Sinha had defended his actions when the Opposition criticised him. He claimed he was honouring the due process of law and pointed out that the Ranchi High Court suspended the sentences of the accused and released them on bail.

“Those convicted of the brutal lynching...are entitled to the due process of law, including getting bail pending a decision of the High Court on their conviction,” the former civil servants said. “It was, however, most unseemly of the Union Minister of State for Civil Aviation, Shri Jayant Sinha, to felicitate the convicts as though they were some revolutionaries in a freedom struggle. His subsequent feeble justifications on social media do not hold water.”

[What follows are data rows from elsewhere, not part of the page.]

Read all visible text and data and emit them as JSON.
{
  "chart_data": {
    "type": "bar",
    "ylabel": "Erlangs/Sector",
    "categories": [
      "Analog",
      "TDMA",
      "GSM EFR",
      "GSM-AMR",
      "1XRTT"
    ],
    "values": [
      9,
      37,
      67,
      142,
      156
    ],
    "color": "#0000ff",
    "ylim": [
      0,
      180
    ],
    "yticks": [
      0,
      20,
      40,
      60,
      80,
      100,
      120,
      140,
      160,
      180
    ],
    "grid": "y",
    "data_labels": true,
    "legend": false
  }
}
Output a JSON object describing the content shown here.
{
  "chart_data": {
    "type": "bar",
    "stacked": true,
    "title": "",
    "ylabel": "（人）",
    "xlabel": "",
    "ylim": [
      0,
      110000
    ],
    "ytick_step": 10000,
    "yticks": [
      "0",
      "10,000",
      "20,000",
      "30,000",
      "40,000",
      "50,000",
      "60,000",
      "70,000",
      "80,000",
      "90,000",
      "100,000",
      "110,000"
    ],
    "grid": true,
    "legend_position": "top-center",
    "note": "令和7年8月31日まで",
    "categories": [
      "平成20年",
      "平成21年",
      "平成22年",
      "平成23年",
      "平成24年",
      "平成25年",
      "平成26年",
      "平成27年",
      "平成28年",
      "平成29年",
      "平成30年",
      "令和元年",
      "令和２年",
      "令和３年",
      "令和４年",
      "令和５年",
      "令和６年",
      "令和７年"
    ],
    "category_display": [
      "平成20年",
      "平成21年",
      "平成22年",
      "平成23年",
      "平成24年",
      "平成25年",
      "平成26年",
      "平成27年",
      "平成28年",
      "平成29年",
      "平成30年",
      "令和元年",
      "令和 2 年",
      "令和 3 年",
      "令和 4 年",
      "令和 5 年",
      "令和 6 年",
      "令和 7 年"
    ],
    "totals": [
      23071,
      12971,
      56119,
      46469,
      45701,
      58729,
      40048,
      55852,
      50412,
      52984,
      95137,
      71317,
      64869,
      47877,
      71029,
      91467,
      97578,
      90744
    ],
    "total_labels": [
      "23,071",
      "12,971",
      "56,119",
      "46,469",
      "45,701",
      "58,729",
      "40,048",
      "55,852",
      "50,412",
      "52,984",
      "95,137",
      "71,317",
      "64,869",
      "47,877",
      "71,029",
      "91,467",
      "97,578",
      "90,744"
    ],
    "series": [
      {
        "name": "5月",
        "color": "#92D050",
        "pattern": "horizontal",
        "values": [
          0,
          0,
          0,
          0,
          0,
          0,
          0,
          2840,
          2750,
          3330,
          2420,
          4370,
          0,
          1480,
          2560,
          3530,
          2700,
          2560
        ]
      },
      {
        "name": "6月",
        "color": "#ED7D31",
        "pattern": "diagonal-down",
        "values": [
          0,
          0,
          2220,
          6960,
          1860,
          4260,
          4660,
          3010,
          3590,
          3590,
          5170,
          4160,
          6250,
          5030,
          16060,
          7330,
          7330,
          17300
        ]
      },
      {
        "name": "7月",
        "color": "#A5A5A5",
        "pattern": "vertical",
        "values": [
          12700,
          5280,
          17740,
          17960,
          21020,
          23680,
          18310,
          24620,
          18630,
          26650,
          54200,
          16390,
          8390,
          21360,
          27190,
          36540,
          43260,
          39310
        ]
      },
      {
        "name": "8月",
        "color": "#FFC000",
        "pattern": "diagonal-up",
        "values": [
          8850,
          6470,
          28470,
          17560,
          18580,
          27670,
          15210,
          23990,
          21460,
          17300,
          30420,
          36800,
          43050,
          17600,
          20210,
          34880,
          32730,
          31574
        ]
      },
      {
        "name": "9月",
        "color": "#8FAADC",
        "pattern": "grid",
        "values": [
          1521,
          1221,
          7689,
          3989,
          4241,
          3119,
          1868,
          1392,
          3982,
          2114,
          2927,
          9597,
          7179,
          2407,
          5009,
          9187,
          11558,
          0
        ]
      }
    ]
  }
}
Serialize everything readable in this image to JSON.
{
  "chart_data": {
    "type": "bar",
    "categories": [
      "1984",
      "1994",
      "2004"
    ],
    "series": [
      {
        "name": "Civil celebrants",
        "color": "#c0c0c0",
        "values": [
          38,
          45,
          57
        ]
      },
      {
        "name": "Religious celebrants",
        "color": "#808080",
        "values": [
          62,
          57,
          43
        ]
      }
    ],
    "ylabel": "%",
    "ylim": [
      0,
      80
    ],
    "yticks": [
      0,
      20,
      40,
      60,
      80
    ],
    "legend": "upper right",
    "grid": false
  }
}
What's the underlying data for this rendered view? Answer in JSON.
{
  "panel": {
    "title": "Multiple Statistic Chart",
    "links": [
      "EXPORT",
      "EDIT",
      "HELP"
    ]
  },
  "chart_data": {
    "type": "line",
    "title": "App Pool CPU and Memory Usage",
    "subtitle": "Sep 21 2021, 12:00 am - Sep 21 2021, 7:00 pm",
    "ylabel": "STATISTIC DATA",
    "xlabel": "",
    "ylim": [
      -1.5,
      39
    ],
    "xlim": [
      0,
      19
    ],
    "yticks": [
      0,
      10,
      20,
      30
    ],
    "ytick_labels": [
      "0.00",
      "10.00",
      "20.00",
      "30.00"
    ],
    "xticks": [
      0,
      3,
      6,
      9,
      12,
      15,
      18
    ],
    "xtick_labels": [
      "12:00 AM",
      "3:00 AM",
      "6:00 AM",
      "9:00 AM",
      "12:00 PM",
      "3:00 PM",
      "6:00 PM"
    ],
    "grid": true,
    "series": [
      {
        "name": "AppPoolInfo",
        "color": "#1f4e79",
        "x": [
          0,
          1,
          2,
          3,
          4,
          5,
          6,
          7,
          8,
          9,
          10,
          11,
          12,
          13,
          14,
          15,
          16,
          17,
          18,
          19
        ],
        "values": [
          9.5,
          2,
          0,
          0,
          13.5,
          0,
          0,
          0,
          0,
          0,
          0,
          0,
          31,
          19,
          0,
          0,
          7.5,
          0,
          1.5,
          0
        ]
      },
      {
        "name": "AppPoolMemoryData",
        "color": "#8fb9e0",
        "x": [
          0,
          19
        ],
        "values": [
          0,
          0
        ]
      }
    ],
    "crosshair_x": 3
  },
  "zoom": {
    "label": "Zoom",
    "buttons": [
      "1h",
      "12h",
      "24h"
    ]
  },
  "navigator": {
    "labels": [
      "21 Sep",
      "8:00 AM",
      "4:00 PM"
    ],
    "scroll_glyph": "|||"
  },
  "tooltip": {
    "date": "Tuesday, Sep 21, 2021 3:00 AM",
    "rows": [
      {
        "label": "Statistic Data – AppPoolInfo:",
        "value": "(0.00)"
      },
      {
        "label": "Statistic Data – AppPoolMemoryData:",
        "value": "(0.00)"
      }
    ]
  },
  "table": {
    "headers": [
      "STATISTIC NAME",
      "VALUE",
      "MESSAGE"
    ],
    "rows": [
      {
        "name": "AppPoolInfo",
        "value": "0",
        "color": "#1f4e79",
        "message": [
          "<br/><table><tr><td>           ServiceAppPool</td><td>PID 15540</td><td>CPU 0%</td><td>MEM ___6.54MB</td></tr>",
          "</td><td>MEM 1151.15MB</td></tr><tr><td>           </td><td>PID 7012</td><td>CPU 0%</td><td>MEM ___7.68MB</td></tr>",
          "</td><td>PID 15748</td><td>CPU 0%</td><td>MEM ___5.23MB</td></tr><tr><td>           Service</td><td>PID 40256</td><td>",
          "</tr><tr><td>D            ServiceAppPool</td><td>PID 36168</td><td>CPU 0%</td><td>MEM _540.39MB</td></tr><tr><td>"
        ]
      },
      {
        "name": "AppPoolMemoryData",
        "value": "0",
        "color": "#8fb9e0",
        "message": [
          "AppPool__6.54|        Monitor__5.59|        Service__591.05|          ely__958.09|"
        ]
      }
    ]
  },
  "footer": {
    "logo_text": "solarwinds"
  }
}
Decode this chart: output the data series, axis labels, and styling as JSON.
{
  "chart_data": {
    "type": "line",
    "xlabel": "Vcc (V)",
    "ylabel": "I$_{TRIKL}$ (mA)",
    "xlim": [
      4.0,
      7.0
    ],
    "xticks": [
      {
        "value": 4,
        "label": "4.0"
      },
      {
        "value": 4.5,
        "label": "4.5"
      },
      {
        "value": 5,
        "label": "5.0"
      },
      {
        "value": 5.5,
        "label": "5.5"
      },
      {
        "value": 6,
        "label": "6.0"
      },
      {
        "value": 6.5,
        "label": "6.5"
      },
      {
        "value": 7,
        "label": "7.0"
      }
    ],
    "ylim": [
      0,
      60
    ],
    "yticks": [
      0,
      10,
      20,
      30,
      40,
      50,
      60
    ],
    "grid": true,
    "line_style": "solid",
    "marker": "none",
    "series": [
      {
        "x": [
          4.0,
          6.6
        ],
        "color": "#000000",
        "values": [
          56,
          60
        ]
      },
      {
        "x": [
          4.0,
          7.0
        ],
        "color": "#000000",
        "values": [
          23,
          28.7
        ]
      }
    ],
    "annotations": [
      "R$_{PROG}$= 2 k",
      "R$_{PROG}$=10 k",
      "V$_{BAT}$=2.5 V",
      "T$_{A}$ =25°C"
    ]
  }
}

The former bureaucrats said this incident once again highlights the ruling Bharatiya Janata Party’s contempt for rule of law. The BJP leaders’ actions, be it in the case of the alleged rape and murder of an eight-year-old girl in Kathua, or “their efforts to subvert due process of law in the brutal Rajsamand murder case”, indicate a majoritarian mindset that believes it is entitled to use the law to meet its own narrow ends, they alleged. “The larger and chilling message that Shri Sinha’s action sends out is that there is a licence to kill minorities and that those who are accused of such crimes will be enthusiastically supported financially, legally and politically,” the group claimed.

The former bureaucrats asked Sinha to step down, and said the BJP should apologise for sympathising with people accused of murder. “We also urge our colleagues in the civil services to firmly adhere to the rule of law and not be intimidated by the actions of powerful and influential groups which seek to spread the poison of disharmony and enmity in our multicultural society,” the group added.

Former Coal Secretary Chandrashekhar Balakrishnan, former Chief Information Commissioner Wajahat Habibullah, ex-Ambassador to Sweden Sushil Dubey and former Indian Administrative Service officer Harsh Mander are among those who issued the statement.